In this case, I'm happy to say, I found one that would work great in my collection, as it's a refreshing, green tuberose. In the beginning.
It's lightly sharp on the nose due to the pink pepper and citrus, and greenery is there too, hiding the tuberose  bathing in the coconut milk. At no point in development does tuberose take over and the greenery remains there, not perhaps as obvious as in the beginning but there to make this tuberose light for wearing and something tuberose haters might give a go.
Also, it made me realize how wonderfully (for me) tuberose works with coconut (this is not the first perfume where the pair is featured but perhaps the most obvious one). Which brought me to the idea that perhaps Love Coco and Vamp a NY might work well together...  Hmmm, I should give it a try...
(of course, if it doesn't work out great, I'll never mention it here and I'll just pretend I didn't try it) ;)

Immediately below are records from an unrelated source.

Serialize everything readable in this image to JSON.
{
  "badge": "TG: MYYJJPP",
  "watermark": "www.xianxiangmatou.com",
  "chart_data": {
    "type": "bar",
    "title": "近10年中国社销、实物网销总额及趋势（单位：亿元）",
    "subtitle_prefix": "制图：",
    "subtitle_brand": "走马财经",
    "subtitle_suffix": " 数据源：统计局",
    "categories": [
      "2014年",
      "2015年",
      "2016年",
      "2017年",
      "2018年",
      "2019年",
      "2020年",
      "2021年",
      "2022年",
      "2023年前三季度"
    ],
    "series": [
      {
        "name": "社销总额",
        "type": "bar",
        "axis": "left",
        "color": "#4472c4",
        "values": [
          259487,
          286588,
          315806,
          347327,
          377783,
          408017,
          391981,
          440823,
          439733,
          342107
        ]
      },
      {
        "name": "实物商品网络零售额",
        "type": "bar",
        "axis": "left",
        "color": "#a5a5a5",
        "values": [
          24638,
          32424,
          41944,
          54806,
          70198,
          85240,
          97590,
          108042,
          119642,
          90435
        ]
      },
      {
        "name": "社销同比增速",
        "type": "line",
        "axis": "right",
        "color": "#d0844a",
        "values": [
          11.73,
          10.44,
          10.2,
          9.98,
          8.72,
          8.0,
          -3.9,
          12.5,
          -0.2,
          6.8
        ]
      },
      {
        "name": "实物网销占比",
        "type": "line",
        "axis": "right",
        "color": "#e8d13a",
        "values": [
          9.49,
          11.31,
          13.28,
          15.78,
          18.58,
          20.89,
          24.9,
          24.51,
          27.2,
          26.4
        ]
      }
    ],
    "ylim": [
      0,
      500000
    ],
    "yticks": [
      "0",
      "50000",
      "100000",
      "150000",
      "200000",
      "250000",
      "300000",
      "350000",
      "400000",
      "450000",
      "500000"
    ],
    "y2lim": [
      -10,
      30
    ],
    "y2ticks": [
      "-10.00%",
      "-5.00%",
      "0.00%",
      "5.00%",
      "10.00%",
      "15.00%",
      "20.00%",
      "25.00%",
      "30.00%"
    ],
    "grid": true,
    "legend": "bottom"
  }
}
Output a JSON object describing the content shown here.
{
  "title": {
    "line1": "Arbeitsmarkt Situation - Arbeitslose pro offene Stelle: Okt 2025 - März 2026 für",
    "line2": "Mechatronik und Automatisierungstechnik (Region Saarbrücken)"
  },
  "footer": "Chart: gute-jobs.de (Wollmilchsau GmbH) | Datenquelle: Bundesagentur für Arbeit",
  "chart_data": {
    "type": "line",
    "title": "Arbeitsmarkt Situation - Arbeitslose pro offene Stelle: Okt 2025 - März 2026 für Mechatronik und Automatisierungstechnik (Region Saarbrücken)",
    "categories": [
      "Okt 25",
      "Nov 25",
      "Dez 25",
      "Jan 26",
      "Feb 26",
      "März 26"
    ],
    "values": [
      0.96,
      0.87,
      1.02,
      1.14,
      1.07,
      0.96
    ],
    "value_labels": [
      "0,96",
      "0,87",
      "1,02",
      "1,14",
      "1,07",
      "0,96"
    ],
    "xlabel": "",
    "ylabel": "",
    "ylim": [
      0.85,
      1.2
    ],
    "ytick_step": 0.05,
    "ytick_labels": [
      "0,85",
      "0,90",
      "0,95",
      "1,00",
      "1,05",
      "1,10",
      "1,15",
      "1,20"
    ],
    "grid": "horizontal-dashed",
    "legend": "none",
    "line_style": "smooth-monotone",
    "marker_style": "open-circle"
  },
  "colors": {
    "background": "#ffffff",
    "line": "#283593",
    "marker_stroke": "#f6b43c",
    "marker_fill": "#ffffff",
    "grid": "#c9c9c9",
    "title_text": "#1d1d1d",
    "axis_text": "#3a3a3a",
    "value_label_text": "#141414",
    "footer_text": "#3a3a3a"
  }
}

Notes: Cedarwood from Atlas, Ylang-ylang from Comores, Benzoin, Tolu, Absolu Vanilla Madagascar

As much as I could tell the notes in Tubereuse, I can't really say the same for Ambre.
It smells like the epitome amber. Lightly sweet, lightly burned, vanillic, somewhat musky and for a little while powdery. Ok, so that last part might not sound like amber, but it works for me (and I'm not a fan of powderiness).
Of all my ideas as to what might work to provide powderiness, none of them appear in the notes.
Anyway, my boyfriend assures me I'm wrong, but I smell similarities between Ambre and the drydown of Shalimar (which is a very good thing in my opinion).
This amber has me baffled. Each time I smell it, I smell something different and it's all good. :)
It's just a great, lightly burned and woody amber. There would definitely be a place for it in my collection.

Like Birgit says, there is always a place for another amber.